Das Responsorium wiederum verheißt: Heute sollt ihr wissen, daß der Herr kommt und morgen werdet ihr schauen seine Herrlichkeit.

Zu meinen liebsten Weihnachtsbildern – abseits der klassischen Ikonographie – gehören die des Memmingers Josef Madlener († 1967). (Madlener kam, abseits von der Beliebtheit seiner Motive für Andachtsbildchen zu unerwarteter Bekanntheit in jüngerer Zeit, als man für den Herrn der Ringe von ihm abkupferte.) Daß mir nun gerade Madlener in den Sinn gekommen ist, liegt sicher daran, daß ich ein Fleißbildchen hatte, das Josef und Maria vor einer verschneiten Landschaft auf dem Weg nach Bethlehem zeigt, mit der Unterschrift Heute sollt ihr wissen, daß der Herr kommt. Daß der Maler Josef und Maria mit dem ungeborenen Kind der verschneiten schwäbischen Landschaft zeigt, die mir so vertraut ist, drückt für mich sehr schön aus, daß Christus nicht „irgendwohin“ kommt oder in irgendein Abstraktum hinein, sondern zu uns, um unseret- um meinetwillen ist er Mensch geworden.
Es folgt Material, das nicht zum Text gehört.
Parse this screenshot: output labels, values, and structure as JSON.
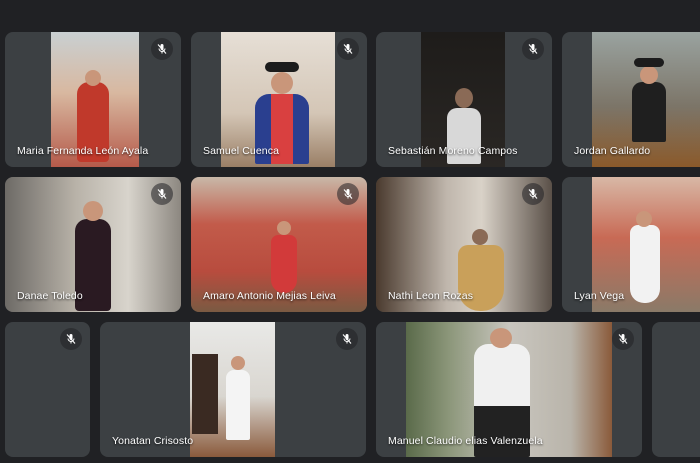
{
  "participants": [
    {
      "name": "Maria Fernanda León Ayala"
    },
    {
      "name": "Samuel Cuenca"
    },
    {
      "name": "Sebastián Moreno Campos"
    },
    {
      "name": "Jordan Gallardo"
    },
    {
      "name": "Danae Toledo"
    },
    {
      "name": "Amaro Antonio Mejias Leiva"
    },
    {
      "name": "Nathi Leon Rozas"
    },
    {
      "name": "Lyan Vega"
    },
    {
      "name": ""
    },
    {
      "name": "Yonatan Crisosto"
    },
    {
      "name": "Manuel Claudio elias Valenzuela"
    },
    {
      "name": ""
    }
  ],
  "icons": {
    "muted": "mic-off-icon"
  },
  "colors": {
    "background": "#202124",
    "tile": "#3c4043",
    "name_text": "#ffffff"
  }
}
Noch ein Madlener: Engel bescheren die Tiere
mitten im Herzen des Waldes –  so stelle ich mir
die Heilige Nacht auch immer vor

Montag, 1. Dezember 2014

Hallo, Lesejahr B!


Das Lektionar zum 1. Advent (und das am Montag danach) verfehlt nie seine leicht verwirrende Wirkung auf mich: was ist denn hier alles los? In diesem Sinne: gutes neues Kirchenjahr! Hat übrigens hierzulande schon einmal jemand erlebt, daß der Lektor diesen Ruf singt?